Atitudes que são permitidas aos demais cientistas
sociais parecem ser proibidas aos que se dedicam ao
estudo da religião, e isso é tendencioso. E concordo
que militâncias de qualquer tipo podem vir a ser discursos auto-interpretativos danosos à prática científica, mas não acho que a experiência religiosa seja
necessariamente danosa, e sim o contrário: a experiência do descentramento do eixo de sentido do eu
e do mundo, à qual se refere Mircea Eliade, típica da
pessoa religiosa, é fundamental para um cientista
compreender o que se passa na religião. Não ter essa
experiência pode se tornar um importante limite intelectual para compreender o sistema simbólico de
sentido em jogo numa religião específica. O cientista
pode perder o foco da consistência própria da religião e não ver nela nada além de um fenômeno social qualquer, no qual sua lógica intrínseca específica
se dissolve nos reducionismos sociais ou econômicos. É evidente que não se trata de fazer ciência confessional. O estudo científico só pode ser construído
por pluralidade e discordâncias, no diálogo se produz conhecimento, é uma experiência dialógica...
O senhor concorda com Sócrates, Dostoiésvki e Bakhtin...
É claro. Conhecimento é plural. A modernidade em
que vivemos, na qual os mitos de desmitificação (como o mito do progresso e da técnica, por exemplo)
foram eles mesmos desmitificados, em que os esquemas de desencantamento do mundo foram eles
mesmos desencantados, a chamada "pós-modernidade" -esse relativismo autodestrutivo-, se constitui num cenário interessante para perceber como
esses gigantescos sistemas produtores de sentido
que são as religiões agirão e como o Estado e a sociedade pluralista reagirão a atuação dos agentes de
sentido que são os indivíduos religiosos.

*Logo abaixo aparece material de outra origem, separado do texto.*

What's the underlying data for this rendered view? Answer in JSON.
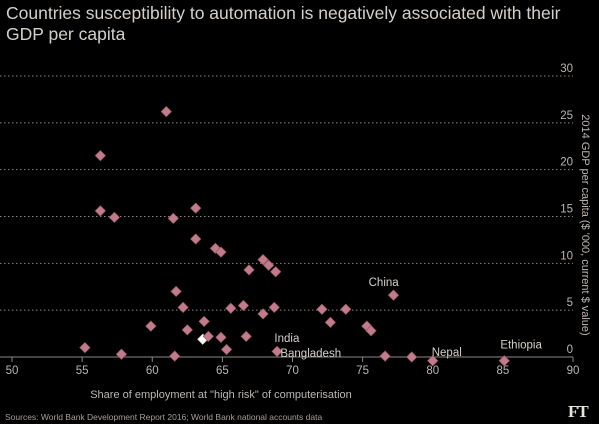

Diria inclusive que não penso que ainda esteja na agenda a
guerra contra a tutela religiosa. Esse esquema é datado. O trabalho de desconstrução está em curso avançado, agora se trata de ver como as religiões vão operar como agente reestruturante na sociedade radicalmente secularizada (no sentido de reconstruir as
identidades individuais e coletivas dissolvidas), em
um espaço onde elas não detêm o poder político e se
em algum momento elas voltarão a se relacionar diretamente com esse poder político. Só existe o "cientista religioso", compreendido como o indivíduo "de
fé e acrítico", na cabeça do não-religioso mal-informado: todo indivíduo religioso inteligente é trabalhado pela dúvida. Esse "crente" é um fantasma da
cabeça do "não-crente"...
Mudando um pouco de assunto, o que o senhor pensa da
obra do pensador francês Edgar Morin, que tem tido uma
boa repercussão nas ciências sociais no Brasil?
Morin é um "outsider" na vida acadêmica francesa.
Ele teve no início uma obra de teor empírico de valor, mas posteriormente se carregou demais em abstrações que se distanciam da realidade dos problemas científicos. É superior a outros "outsiders" da
vida acadêmica francesa que têm grande penetração
aqui, como Michel Maffesoli, que, acho, abusa de esquemas duvidosos quanto ao conteúdo.
Luiz Felipe Pondé é professor do programa de pós-graduação em
ciências da religião da Pontifícia Universidade Católica (SP) e da Fundação Armando Álvares Penteado.